Should subsidies thus go away, as T-Mobile’s chief marketing officer recently argued? Digital Trends’ Geoff Duncan has a fascinating breakdown of what he reasons are the cost relationships between Apple, carriers and consumers, including how those costs get rolled into contracts and what carriers are making in terms of the bottom line ARPU (the “average monthly revenue per customer”). His conclusion is hard to argue with: The ARPU has been steadily increasing for every iPhone carrier for the past two years, so even with subsidies, everyone’s making a tidy profit. Drop the subsidies, and any corresponding breaks you’d expect carriers to offer on pricing plans would evaporate as the number of people willing to fork over $650-$850 for a new phone plummets. Thus, concludes Duncan:

In that scenario, the growth of the smartphone business in the United States would be cut roughly in half. That means fewer devices out in the wild, less money for device makers, and that translates directly to a slower pace of innovation. It also translates to a smaller, less vibrant developer community, which translates to fewer apps and less content for mobile devices. It also means less investment in mobile from Wall Street and other investors. If mobile operators can’t show strong adoption of mobile technologies, investors and banks are will be less willing to throw their money behind network upgrades, frequency licenses, and service expansions.

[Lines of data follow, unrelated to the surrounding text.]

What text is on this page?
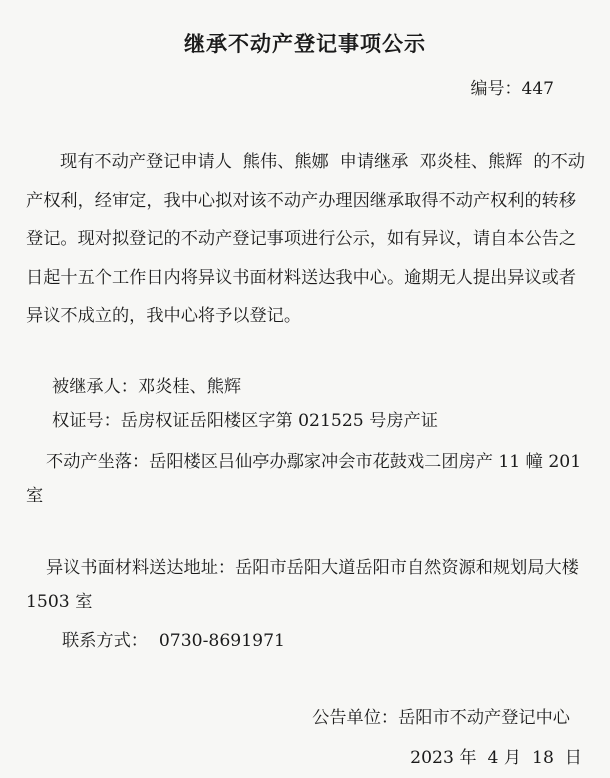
继承不动产登记事项公示
编号：447

现有不动产登记申请人  熊伟、熊娜  申请继承  邓炎桂、熊辉  的不动产权利，经审定，我中心拟对该不动产办理因继承取得不动产权利的转移登记。现对拟登记的不动产登记事项进行公示，如有异议，请自本公告之日起十五个工作日内将异议书面材料送达我中心。逾期无人提出异议或者异议不成立的，我中心将予以登记。

被继承人：邓炎桂、熊辉
权证号：岳房权证岳阳楼区字第 021525 号房产证

不动产坐落：岳阳楼区吕仙亭办鄢家冲会市花鼓戏二团房产 11 幢 201 室

异议书面材料送达地址：岳阳市岳阳大道岳阳市自然资源和规划局大楼 1503 室

联系方式：  0730-8691971
公告单位：岳阳市不动产登记中心
2023 年  4 月  18  日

Taking that into consideration when evaluating yesterday’s analyst AAPL downgrade news, I think the safer assumption going forward is that we may see “tweaks” to Apple’s agreements with carriers, including the way subsidies and multiyear contracts and up front device price breaks work. But subsidies won’t go away. If everyone’s making money here, the issue’s not “to subsidize or not to subsidize” in all or nothing terms, but how to spread the profits around in a way that’s viewed more equitably by all parties involved.

To answer my original question, I don’t see myself ever paying $850 for an iPhone. What about you?